Карл открыл Фабрициусу все тайны сыскного дела, хотя тайну неотразимости Фабрициуса ему разгадать не удалось. «Возможно, все дело в ауре уверенности, которую он излучает», – мрачно подумал Карл. Такая аура свойственна юношам, которые росли богатыми, защищенными и привилегированными, чья жизнь не состояла из череды неудач и подачек, а сопровождалась ощущением надежности, вызванным наличием выбора. Фабрициусу не пришлось ждать милости благодетелей, чтобы добиться успеха, весь мир был у его ног. Включая женщин.

– Новости есть? – спросил Карл.

Фабрициус печально покачал головой и откусил кусок от сырной булочки. У него на лбу залегли три аккуратные морщинки.

– Похоже, никто ничего не слышал и не видел.

«Хорошо, – подумал Карл, – очень хорошо. Это дело быстро передадут в архив».

Позавчера они с Фабрициусом осматривали квартиру погибшей. Там не было ничего необычного – за исключением, конечно, одной детали, которую подметил только Карл. Скоро следы затеряются, дело закроют… Однако Карл не знал, правда ли этого хочет. Закрывать ли глаза на подозрение, которое преследовало настойчиво и нагло, как бродячая шавка, иль рыть носом землю, пока не доберется до правды? «Что хуже, – размышлял он, пожевывая ноготь большого пальца, – остаться слепым или заглянуть в “уродливое лицо зла”?»

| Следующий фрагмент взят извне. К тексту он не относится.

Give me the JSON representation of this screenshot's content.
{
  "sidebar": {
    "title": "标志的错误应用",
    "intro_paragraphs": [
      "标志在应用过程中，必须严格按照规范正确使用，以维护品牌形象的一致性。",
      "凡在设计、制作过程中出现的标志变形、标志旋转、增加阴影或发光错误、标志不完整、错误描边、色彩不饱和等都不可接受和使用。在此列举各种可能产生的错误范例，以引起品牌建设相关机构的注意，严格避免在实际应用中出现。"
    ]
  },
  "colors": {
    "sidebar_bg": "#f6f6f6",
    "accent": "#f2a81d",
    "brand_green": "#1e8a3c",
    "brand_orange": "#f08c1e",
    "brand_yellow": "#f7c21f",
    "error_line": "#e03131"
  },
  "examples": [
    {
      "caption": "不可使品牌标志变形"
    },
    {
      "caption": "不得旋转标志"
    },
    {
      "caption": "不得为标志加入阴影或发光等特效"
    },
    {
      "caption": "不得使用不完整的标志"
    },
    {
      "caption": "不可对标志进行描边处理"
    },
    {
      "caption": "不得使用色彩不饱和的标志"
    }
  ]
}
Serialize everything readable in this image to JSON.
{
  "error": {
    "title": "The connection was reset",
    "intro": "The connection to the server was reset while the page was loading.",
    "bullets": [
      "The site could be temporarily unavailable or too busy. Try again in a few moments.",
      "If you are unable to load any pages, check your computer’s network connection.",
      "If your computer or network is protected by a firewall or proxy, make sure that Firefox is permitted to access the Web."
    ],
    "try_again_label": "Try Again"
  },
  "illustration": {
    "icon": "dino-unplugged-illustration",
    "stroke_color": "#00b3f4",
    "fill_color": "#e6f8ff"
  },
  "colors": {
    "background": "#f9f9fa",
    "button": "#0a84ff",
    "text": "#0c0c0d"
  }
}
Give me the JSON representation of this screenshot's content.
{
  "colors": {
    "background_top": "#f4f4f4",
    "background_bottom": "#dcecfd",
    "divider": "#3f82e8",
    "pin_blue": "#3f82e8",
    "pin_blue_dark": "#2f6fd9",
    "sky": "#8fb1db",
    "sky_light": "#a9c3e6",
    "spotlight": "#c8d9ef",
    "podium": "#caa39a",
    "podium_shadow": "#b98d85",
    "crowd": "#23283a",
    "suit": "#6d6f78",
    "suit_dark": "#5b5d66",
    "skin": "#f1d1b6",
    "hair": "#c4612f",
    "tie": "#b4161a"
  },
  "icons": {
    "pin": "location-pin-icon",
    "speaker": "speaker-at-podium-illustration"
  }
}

Приехав два дня назад в Бюловбоген, Карл не смог подавить дрожи. Небо было затянуто, облака рваными клочьями ползли над серыми крышами. Дом выглядел неприглядно: закоптелые стены, во дворе – горы мусора. Повсюду валялись разбитые бутылки. Посреди этого безобразия сидели маленькие детишки, словно лучше игровой площадки было не сыскать. Карл со своим помощником быстрым шагом прошли в последний подъезд.

Карл провел бесчисленное количество обысков в беднейших районах Берлина, поэтому смесь запахов, обрушившаяся на него в мрачном подъезде, была ему хорошо знакома: экскременты, готовящаяся еда и гниение. Слишком мало места, слишком много людей, которые не могут толком ни помыться, ни высушить белье.

Если бы Карлу повезло чуть меньше, то на месте любого из этих людей мог оказаться он. Он с отвращением посмотрел на Фабрициуса. Тот, конечно, никогда не жил в подобных условиях.